Interactive Engagement

The interactive space in this year's Resilience Hub Pavilion will captivate, stimulate, and inspire your imagination toward creating a more resilient future. 

This year’s Hub features creative and interactive elements that explore the unique challenges and solutions taking place around the world and transforms them into action. Our programming focuses on participatory, creative, and problem-solving approaches brought to life in concert with cartoonists, artists, fashion designers, and gamification elements.
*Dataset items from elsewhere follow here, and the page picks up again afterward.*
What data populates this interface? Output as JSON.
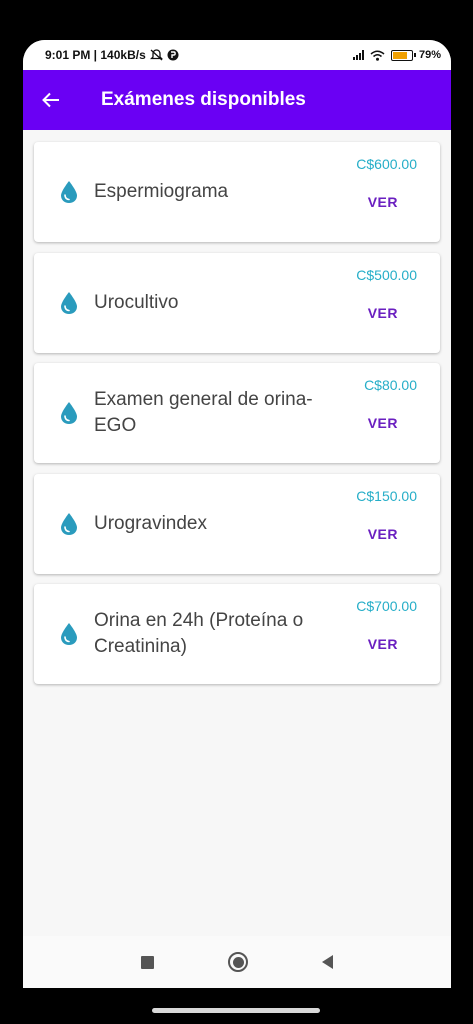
{
  "status_bar": {
    "time_speed": "9:01 PM | 140kB/s",
    "battery": "79%",
    "battery_level": 0.79
  },
  "appbar": {
    "title": "Exámenes disponibles",
    "back_icon": "arrow-back-icon"
  },
  "exams": [
    {
      "name": "Espermiograma",
      "price": "C$600.00",
      "action": "VER"
    },
    {
      "name": "Urocultivo",
      "price": "C$500.00",
      "action": "VER"
    },
    {
      "name": "Examen general de orina-EGO",
      "price": "C$80.00",
      "action": "VER"
    },
    {
      "name": "Urogravindex",
      "price": "C$150.00",
      "action": "VER"
    },
    {
      "name": "Orina en 24h (Proteína o Creatinina)",
      "price": "C$700.00",
      "action": "VER"
    }
  ],
  "colors": {
    "appbar": "#6a00f4",
    "price": "#26aec8",
    "action": "#6a1fc0",
    "drop_icon": "#2a9bbd"
  },
  "navbar": {
    "icons": [
      "recents-square-icon",
      "home-circle-icon",
      "back-triangle-icon"
    ]
  }
}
Engage with information differently and explore how art can be your partner in building resilience – be it via green video games, exploring alternative futures through the latest VR technologies, or listening to podcasts.

Week 1

Week 2

Interactive elements

More about our exciting interactive elements.

Podcasts

Each podcast episode will unpack and tear down a key belief, misconception, or practice that impedes global action and investment into adaptation and resilience. A total of 9 podcasts, circa 15 minutes in length will be released during COP27. Some topics we explore: Is it climate change, or is it whole earth systems change? Does practice make perfect – the more you suffer from floods, do you become more resilient to them?
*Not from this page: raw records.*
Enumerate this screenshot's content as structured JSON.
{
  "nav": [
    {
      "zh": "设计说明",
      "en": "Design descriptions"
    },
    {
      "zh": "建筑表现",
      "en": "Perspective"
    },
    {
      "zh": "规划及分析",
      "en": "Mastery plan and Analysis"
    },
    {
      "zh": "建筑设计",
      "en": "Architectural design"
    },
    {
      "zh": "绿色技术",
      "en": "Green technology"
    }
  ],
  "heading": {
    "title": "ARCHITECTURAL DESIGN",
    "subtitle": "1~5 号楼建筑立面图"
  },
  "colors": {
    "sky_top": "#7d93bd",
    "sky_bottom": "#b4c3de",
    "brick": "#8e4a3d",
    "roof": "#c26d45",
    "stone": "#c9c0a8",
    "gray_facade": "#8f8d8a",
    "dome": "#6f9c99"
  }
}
Lloyds Register Foundation’s World Risk Poll

How resilient is your country? Come and explore this second edition of the Poll which builds on the first Poll findings from 2019 and provides a direct comparison between how people around the world perceive risks and how they experience them. These insights, published across four themed reports, will be used by governments, regulators, businesses, communities, NGOs, researchers, and international bodies to inform and target policies and interventions that save lives and help people feel safer.

COPtoons

What if instead of another pdf or report, a cartoon could say it all? At this year’s hub, a cartoonist will attend select Resilience Hub events to create digital versions of a cartoon that summarizes or highlights aspects of the intervention. Cartoons can often highlight what cannot be easily said, address the elephant in the room, or shed light on aspects that may have been overlooked. Sometimes a simple image can drive and inspire action.

No More Fairytales

The time for raising awareness of the problems has passed. Our focus in this anthology is on the solutions, what they might look like in practice and how we can make them happen. In the format of audible short stories, 11 stories will be released daily at COP and will be featured in the Resilience Hub’s interactive area.

WAF logo

World Art Forum

The World Art Forum (WAF) for Development Foundation focuses on the integration of Sustainable Art within the different areas under the Sustainable Development Goals to create a sustainable path for the partnership between Fine Arts and Sustainable Development. The Foundation believes in the critical role of Fine Arts in bridging gaps, shedding light on economic, social, and environmental issues, sparking dialogue and action, and fostering creative problem-solving.

The Tree of Unity

Ongoing activity will be launched in the opening Resilience Hub session on 6 November and will continue until the end of COP27. On a 4×2 meter white canvas, the outline of a sycamore tree will be painted and guests will be invited to add to the painting however they like and sign next to it. Throughout the Summit, guests will be able to see the tree grow on the canvas until it is in full bloom by the last day. Sycamore trees are closely tied to Egyptian heritage as they symbolized a world tree that stood for the “cosmic mother”; a title that was given to three Ancient Egyptian Goddesses: Hathor, Isis, and Nut. By having guests from around the globe join in painting a single tree, the painting will represent the unity of the world in fighting climate change.

Egyptian Art

Sustainable art from well-known Egyptian artists will be showcased in the formal area and meeting room.

Interactive Workshops

Hat-Hor Workshop

A 3-hour collective art workshop where 8 participants will make a collage of the Ancient Egyptian goddess Hat-Hor using colors and natural and recycled materials on 100×70 cm paper canvas. As the goddess for women, the heavens, fertility, and happiness, Hat-hor is a significant symbol for the Gender Day workshop to symbolize the connection between women and the environment.

Virtual painting

Painting without paint? We may have to. Explore the future of art by painting using a program called Tilt Brush. The 2-hour workshop is suitable for all levels and is very easy for beginners to participate in. Participants will paint using Oculus Quest.

VR and Gaming

The VR and Gaming station will take place daily in the interactive area and will feature the following opportunities:

Eco

Come and play Eco. Eco is a simulation game created by American studio Strange Loop Games, in which players have to work together to create a civilization on a virtual planet. The game values the gentle use of natural resources and is used both as an entertainment and educational tool.

Garden Story

Garden Story is an action role-playing game developed by Picogram and published by Rose City Games. Embark on a wholesome adventure to save The Grove! Forage resources, combat the invasive Rot, and restore the community. Relax and enjoy the fruits of your labor in this charming action RPG starring a grape.

VR Greenland Melting

Greenland’s glaciers are melting faster and faster. To understand why, and what this might mean for the rest of the world, FRONTLINE and NOVA — two of PBS’s flagship series based at WGBH — teamed up with Emblematic Group, X-Rez Studio, and Realtra to bring this story to life as never before.